The project uses two complementary technologies:
1. **Gated Sparse Autoencoder (GSAE)**: Decouples gating and magnitude (π(x) controls sparsity, r(x) controls intensity), avoids contraction bias, generates 49152 hidden layer features on RoBERTa-base, and identifies interpretable semantic atoms.
2. **Linear Probing**: Trains a logistic regression classifier on frozen RoBERTa activations to extract a manipulation vector v. During inference, it enhances or suppresses safety-related tendencies via h' = h ± λ·v.

## Datasets and Experimental Design

Seven datasets are used to cover multiple dimensions:
| Dataset | Scale | Purpose |
|--------|------|------|
| BeaverTails | 300k+ Q&A pairs | Harmfulness probe training |
| CivilComments | 1.8M comments | Toxicity probe training |
| GoEmotions | 58k Reddit comments | Emotional atom discovery |
| EmpatheticDialogues | 25k dialogues | Synergy effect of empathy manipulation |
| CrowS-Pairs | 1508 pairs | Out-of-distribution bias evaluation |
| StereoSet | 2106 samples | Stereotype evaluation |
| Wikipedia | 2M articles | GSAE pre-training corpus |
The data loading uses a "download once and cache" strategy, with custom processing for the EmpatheticDialogues tarfile.

## Key Findings: Synergy Effects and Safety Trade-offs

1. **51 Safety Atoms**: Selected from 49152 features, these safety-related atoms are quantified via point-biserial correlation and effect size.
2. **Strategy Comparison**: Linear probing alone achieves the best overall toxicity reduction; the probe + SAE combination is optimal in jailbreak compliance rate (complementarity: global direction + local fine-tuning).
3. **Risk Warning**: Unfiltered SAE atoms may increase the probability of unsafe responses and require screening and validation.
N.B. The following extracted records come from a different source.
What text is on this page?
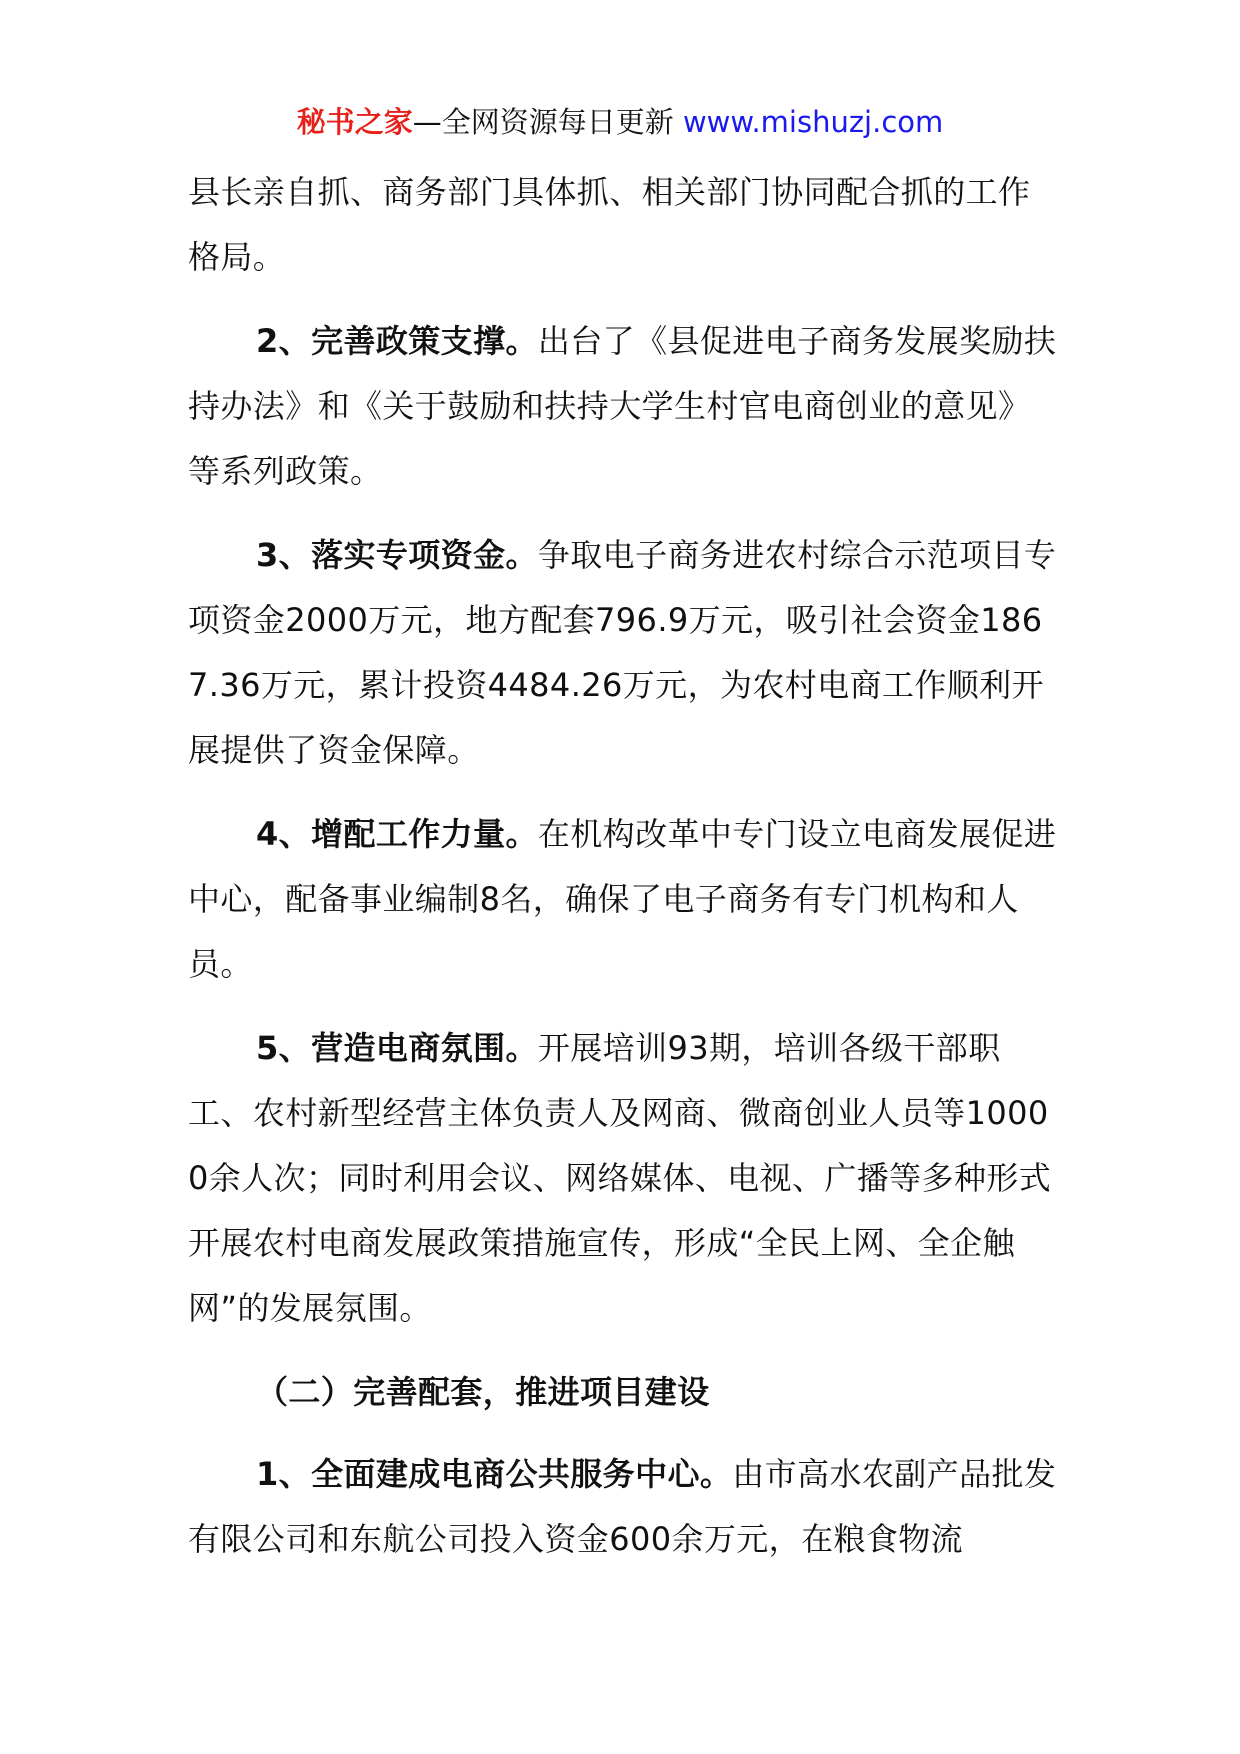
秘书之家—全网资源每日更新 www.mishuzj.com

县长亲自抓、商务部门具体抓、相关部门协同配合抓的工作格局。

2、完善政策支撑。出台了《县促进电子商务发展奖励扶持办法》和《关于鼓励和扶持大学生村官电商创业的意见》等系列政策。

3、落实专项资金。争取电子商务进农村综合示范项目专项资金2000万元，地方配套796.9万元，吸引社会资金1867.36万元，累计投资4484.26万元，为农村电商工作顺利开展提供了资金保障。

4、增配工作力量。在机构改革中专门设立电商发展促进中心，配备事业编制8名，确保了电子商务有专门机构和人员。

5、营造电商氛围。开展培训93期，培训各级干部职工、农村新型经营主体负责人及网商、微商创业人员等10000余人次；同时利用会议、网络媒体、电视、广播等多种形式开展农村电商发展政策措施宣传，形成“全民上网、全企触网”的发展氛围。

（二）完善配套，推进项目建设

1、全面建成电商公共服务中心。由市高水农副产品批发有限公司和东航公司投入资金600余万元，在粮食物流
## Evaluation Dimensions and Engineering Practices

**Evaluation Dimensions**: Fluency (Pseudo Log-Likelihood, PLL), Effectiveness (ΔP), Safety (Jailbreak Compliance Rate), Generalization (Out-of-distribution Bias).
**Engineering Optimizations**: Memory-mapped shard validation, streaming statistics, Float16 compression, industrial-grade checkpoints, local computation with delayed transmission I/O strategy.

## Research Significance and Future Directions

**Significance**: Proves the feasibility of inference-time safety alignment, with flexibility (dynamic adjustment), interpretability (SAE atoms), composability, and cost-effectiveness.
**Challenges**: Risks of unfiltered atoms, strategy trade-offs, and room for improvement in generalization.
**Future Directions**: Extend to GPT-level models, automated atom screening, multilingual scenarios, and explore the relationship between manipulation vectors and model architectures.